Иосиф Вильегорский умер 21 мая. До второй половины июня Гоголь – с семьей умершего друга. Когда он видит, что скорбь утраты хоть чуть-чуть поутихла и семья дальше справится без него, он срывается с места и едет… «в Мариенбад, подлечиться», как объясняет он сам. Но прежде всего он заезжает в Ганау, к Языкову, «проездом в Мариенбад», как объясняет он и поэту, прибыв 30 июня. Немножко странное это «проездом»: в Мариенбад можно было добраться короче, быстрее и легче, без крюка, в сторону Ганау. Такое впечатление что Гоголь, сотрясенный очередной потерей, испугался (можно использовать и современное словечко «закомплексовал»), что если он сейчас не познакомится наконец с Языковым, которым давно восхищается, но встретиться с которым почему-то робеет, то время будет упущено безвозвратно. Слишком много потерь приносят последние два года. На этом временном отрезке и недавняя смерть Пушкина, так и остающаяся для Гоголя свежей, незаживающей раной, и Денис Давыдов преставился ровно за месяц до смерти Иосифа Вильегорского, и многие, и многие еще… Смерть так прореживает мир вокруг, что сам мир для Гоголя начинает распадаться, привычное земное окружение перестает существовать. Отсюда и вопль, что «гибнет все прекрасное у нас на Руси!» Так надо поспешить соприкоснуться с тем прекрасным, которое еще не погибло.
Интересно, испытал ли Гоголь, войдя к Языкову, своеобразное чувство дежа вю?
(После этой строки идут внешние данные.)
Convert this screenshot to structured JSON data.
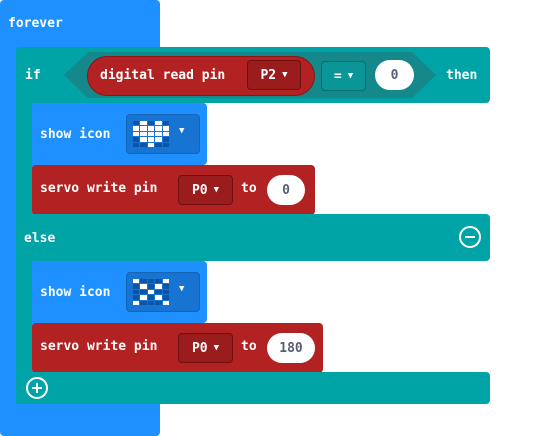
{
  "forever": {
    "label": "forever"
  },
  "if_block": {
    "if_label": "if",
    "then_label": "then",
    "else_label": "else",
    "condition": {
      "read_label": "digital read pin",
      "pin": "P2",
      "operator": "=",
      "value": "0"
    },
    "then_branch": {
      "show_icon_label": "show icon",
      "icon": "heart-icon",
      "icon_pattern": [
        0,
        1,
        0,
        1,
        0,
        1,
        1,
        1,
        1,
        1,
        1,
        1,
        1,
        1,
        1,
        0,
        1,
        1,
        1,
        0,
        0,
        0,
        1,
        0,
        0
      ],
      "servo_label": "servo write pin",
      "servo_pin": "P0",
      "to_label": "to",
      "servo_value": "0"
    },
    "else_branch": {
      "show_icon_label": "show icon",
      "icon": "x-icon",
      "icon_pattern": [
        1,
        0,
        0,
        0,
        1,
        0,
        1,
        0,
        1,
        0,
        0,
        0,
        1,
        0,
        0,
        0,
        1,
        0,
        1,
        0,
        1,
        0,
        0,
        0,
        1
      ],
      "servo_label": "servo write pin",
      "servo_pin": "P0",
      "to_label": "to",
      "servo_value": "180"
    }
  },
  "colors": {
    "basic_blue": "#1e90ff",
    "logic_teal": "#00a4a6",
    "pins_red": "#b22222"
  }
}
Он увидел немощного «тридцатишестилетнего старца», ничего похожего на «кровь с молоком», как характеризовали друзья и знакомые волжского здоровяка, и каким его изображали портреты, немного льстя ему – превращая излишнюю, так сказать, упитанность в благородную крепость тела, таким он и на известной всем его читателям литографии с портрета Хрипкова изображен… Он осунулся, тело исхудало, и лицо исхудало, глаза запали, резче обозначилась курносость, жиденькая торчащая бороденка появилась, и эта бороденка в сочетании со вздернутым носом и уже совсем не пухлыми щеками придает облику Языкова нечто от русского мастерового, подчеркнутая «русскость» такого нового облика могла бы даже показаться немного карикатурной, если бы не была столь трагичной.
Но главное: Языков, почти утративший способность ходить, предпочитает точно так же как и Иосиф Вильегорский, кресло постели, он и дремлет в кресле, и при каждом удобном случае старается перебраться в него, и ему, точно так же, как и Вильегорскому, надо опереться на чье-то плечо, когда по повелению врачей ему приходится прилечь. Сходность пристрастий, движений и жестов потрясающая. Конечно же, Гоголь, обладавший редчайшей, потрясающей наблюдательностью, не мог этого не заметить.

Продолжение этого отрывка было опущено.